The company, known for its popular “X-Art” brand, has gone after thousands of alleged file-sharers in U.S. courts. Many of its targets settle their cases out of court, but others choose to ignore them.
Not responding at all can be quite risky. If a defendant is named in a lawsuit and properly served, the court typically requires a response. If that doesn’t come, the complaining party can request a default judgment.
This is also what happened to New Jersey resident Amiram Peled, who was accused of downloading 19 titles from Malibu Media after the company linked his IP-address to unauthorized BitTorrent activity. Peled was made aware of these allegations but didn’t show up in court to offer a defense.
As a result, Malibu Media submitted a motion arguing that it’s entitled to $28,500 in statutory damages for copyright infringement and an additional $467.55 in costs.
In many cases, courts grant default judgment requests, as there is no defense.

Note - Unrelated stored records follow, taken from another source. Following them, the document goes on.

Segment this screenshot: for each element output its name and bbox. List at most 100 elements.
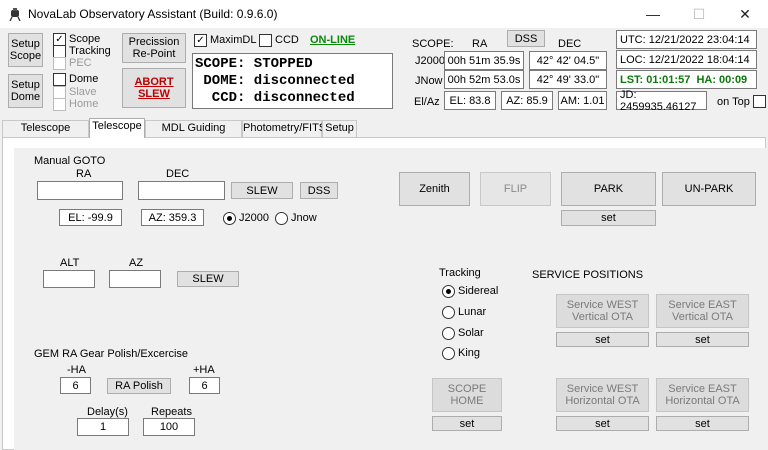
setup-dome-button[interactable]: Setup Dome (8, 74, 43, 108)
j2000-dec-readout: 42° 42' 04.5" (529, 51, 607, 70)
service-west-vertical-set-button[interactable]: set (556, 332, 649, 347)
on-top-checkbox[interactable] (753, 95, 766, 108)
slave-checkbox-label: Slave (69, 86, 97, 98)
delay-input[interactable]: 1 (77, 418, 129, 436)
goto-ra-input[interactable] (37, 181, 123, 200)
service-east-horizontal-button[interactable]: Service EAST Horizontal OTA (656, 378, 749, 412)
park-button[interactable]: PARK (561, 172, 656, 206)
maximize-button[interactable]: ☐ (676, 0, 722, 28)
goto-dec-input[interactable] (138, 181, 225, 200)
minus-ha-input[interactable]: 6 (60, 377, 91, 394)
alt-label: ALT (60, 257, 80, 269)
zenith-button[interactable]: Zenith (399, 172, 470, 206)
home-checkbox[interactable] (53, 98, 66, 111)
scope-home-button[interactable]: SCOPE HOME (432, 378, 502, 412)
el-readout: EL: 83.8 (444, 91, 496, 110)
abort-slew-button[interactable]: ABORT SLEW (122, 68, 186, 108)
status-line-scope: SCOPE: STOPPED (195, 56, 313, 72)
minus-ha-label: -HA (67, 364, 86, 376)
repeats-input[interactable]: 100 (143, 418, 195, 436)
home-checkbox-label: Home (69, 98, 99, 110)
tracking-sidereal-label: Sidereal (458, 285, 499, 297)
service-east-vertical-set-button[interactable]: set (656, 332, 749, 347)
title-bar: NovaLab Observatory Assistant (Build: 0.… (0, 0, 768, 28)
park-set-button[interactable]: set (561, 210, 656, 226)
maximdl-checkbox[interactable]: ✓ (194, 34, 207, 47)
lst-ha-readout: LST: 01:01:57 HA: 00:09 (616, 70, 757, 89)
utc-readout: UTC: 12/21/2022 23:04:14 (616, 30, 757, 49)
goto-slew-button[interactable]: SLEW (231, 182, 293, 199)
dome-checkbox[interactable] (53, 73, 66, 86)
precision-repoint-button[interactable]: Precission Re-Point (122, 33, 186, 63)
tracking-checkbox-label: Tracking (69, 45, 111, 57)
service-positions-label: SERVICE POSITIONS (532, 269, 644, 281)
scope-home-set-button[interactable]: set (432, 416, 502, 431)
status-display: SCOPE: STOPPED DOME: disconnected CCD: d… (192, 53, 393, 109)
manual-goto-label: Manual GOTO (34, 155, 106, 167)
jnow-row-label: JNow (415, 75, 443, 87)
plus-ha-label: +HA (193, 364, 215, 376)
az-label: AZ (129, 257, 144, 269)
dec-header: DEC (558, 38, 582, 50)
am-readout: AM: 1.01 (558, 91, 607, 110)
j2000-ra-readout: 00h 51m 35.9s (444, 51, 524, 70)
minimize-button[interactable]: — (630, 0, 676, 28)
tab-strip: Telescope Memory Telescope MDL Guiding M… (0, 118, 768, 149)
tab-photometry-fits[interactable]: Photometry/FITS (242, 120, 326, 137)
tab-telescope[interactable]: Telescope (89, 118, 145, 138)
service-west-horizontal-button[interactable]: Service WEST Horizontal OTA (556, 378, 649, 412)
az-readout: AZ: 85.9 (501, 91, 553, 110)
ccd-checkbox-label: CCD (275, 34, 299, 46)
tracking-solar-radio[interactable] (442, 327, 455, 340)
altaz-slew-button[interactable]: SLEW (177, 271, 239, 287)
scope-checkbox-label: Scope (69, 33, 101, 45)
jnow-dec-readout: 42° 49' 33.0" (529, 70, 607, 89)
pec-checkbox[interactable] (53, 57, 66, 70)
plus-ha-input[interactable]: 6 (189, 377, 220, 394)
ra-header: RA (472, 38, 488, 50)
epoch-j2000-label: J2000 (239, 212, 269, 224)
pec-checkbox-label: PEC (69, 57, 92, 69)
ra-polish-button[interactable]: RA Polish (107, 378, 171, 394)
tracking-king-label: King (458, 347, 481, 359)
flip-button[interactable]: FLIP (480, 172, 551, 206)
epoch-jnow-label: Jnow (291, 212, 317, 224)
delay-label: Delay(s) (87, 406, 128, 418)
telescope-app-icon (9, 8, 21, 21)
tab-telescope-memory[interactable]: Telescope Memory (2, 120, 89, 149)
scope-coords-label: SCOPE: (412, 38, 454, 50)
status-line-ccd: CCD: disconnected (195, 90, 355, 106)
epoch-j2000-radio[interactable] (223, 212, 236, 225)
tab-mdl-guiding-monitor[interactable]: MDL Guiding Monitor (145, 120, 242, 149)
tab-setup[interactable]: Setup (322, 120, 357, 137)
local-time-readout: LOC: 12/21/2022 18:04:14 (616, 50, 757, 69)
tracking-king-radio[interactable] (442, 347, 455, 360)
tracking-sidereal-radio[interactable] (442, 285, 455, 298)
service-west-vertical-button[interactable]: Service WEST Vertical OTA (556, 294, 649, 328)
lst-value: LST: 01:01:57 (620, 73, 691, 86)
dss-top-button[interactable]: DSS (507, 30, 545, 47)
on-top-label: on Top (717, 96, 750, 108)
epoch-jnow-radio[interactable] (275, 212, 288, 225)
tracking-lunar-label: Lunar (458, 306, 487, 318)
az-input[interactable] (109, 270, 161, 288)
service-east-horizontal-set-button[interactable]: set (656, 416, 749, 431)
goto-dss-button[interactable]: DSS (300, 182, 338, 199)
alt-input[interactable] (43, 270, 95, 288)
tracking-rate-label: Tracking (439, 267, 481, 279)
setup-scope-button[interactable]: Setup Scope (8, 33, 43, 67)
ccd-checkbox[interactable] (259, 34, 272, 47)
goto-dec-label: DEC (166, 168, 190, 180)
service-west-horizontal-set-button[interactable]: set (556, 416, 649, 431)
window-title: NovaLab Observatory Assistant (Build: 0.… (28, 7, 278, 21)
close-button[interactable]: ✕ (722, 0, 768, 28)
goto-ra-label: RA (76, 168, 92, 180)
tracking-lunar-radio[interactable] (442, 306, 455, 319)
jd-readout: JD: 2459935.46127 (616, 89, 707, 113)
elaz-row-label: El/Az (414, 96, 440, 108)
unpark-button[interactable]: UN-PARK (662, 172, 756, 206)
gem-polish-label: GEM RA Gear Polish/Excercise (34, 348, 189, 360)
status-line-dome: DOME: disconnected (195, 73, 355, 89)
online-status-link[interactable]: ON-LINE (310, 34, 355, 46)
service-east-vertical-button[interactable]: Service EAST Vertical OTA (656, 294, 749, 328)
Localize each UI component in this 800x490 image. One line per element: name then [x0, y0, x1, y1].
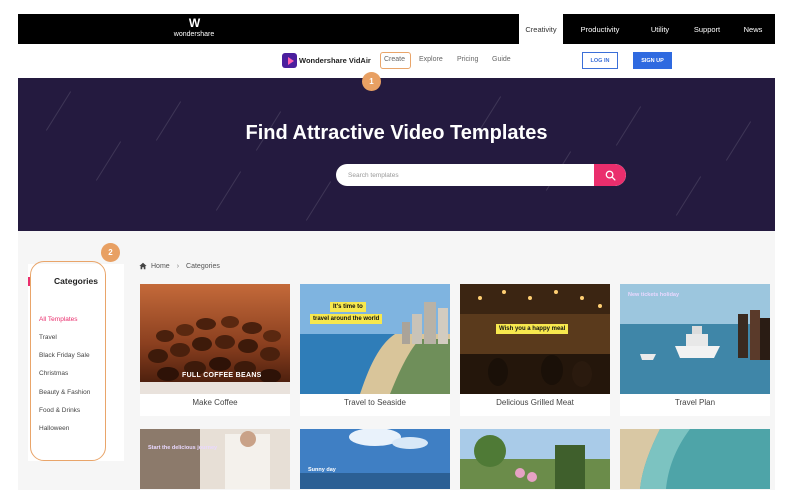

This has allowed Malibu Media to collect dozens, if not hundreds of default judgments. However, in the present matter, a judge decided otherwise.
In a recently released opinion, U.S. District Judge Katharine S. Hayden denied the motion, concluding that Malibu Media isn’t entitled to anything.
The denial is based on a culmination of rulings in similar BitTorrent piracy cases. While Malibu Media portrayed the defendant as the copyright infringer, the Court wasn’t convinced that Peled is the one who actually downloaded the files.
“[T]he Court is concerned that, no matter how reliable the tracing technology is, Peled’s status as the subscriber of the IP address is insufficient to prove that he was in fact the infringer of the copyrighted materials,” Judge Hayden writes.
Judge Hayden carefully reviewed how other cases handled similar allegations. While some ruled that geolocation data and an IP-address is sufficient for a default judgment to be granted, other rulings were more critical.
The order specifically cites the highly critical opinion of Judge Royce C. Lamberth, who threw out a similar case in the District of Columbia.
“In a scathing opinion, Judge Lamberth described Strike 3 as a ‘copyright troll,’ and accused it of using bad technology to support predatory litigation,” Judge Hayden writes, also referencing the part claiming that Malibu appears to use the courts “as an ATM.”
The Ninth Circuit Court of Appeals ruling in the Cobbler Nevada v. Gonzales case is mentioned as well. There, the court ruled that identifying the registered subscriber of an IP-address is by itself not enough to argue that the person is also the infringer.
This order trickled down to lower courts, with several judges demanding “something more” than just an IP-address in these cases. This includes a previous denial of a default judgment in New Jersey, and also the present case against Mr. Peled.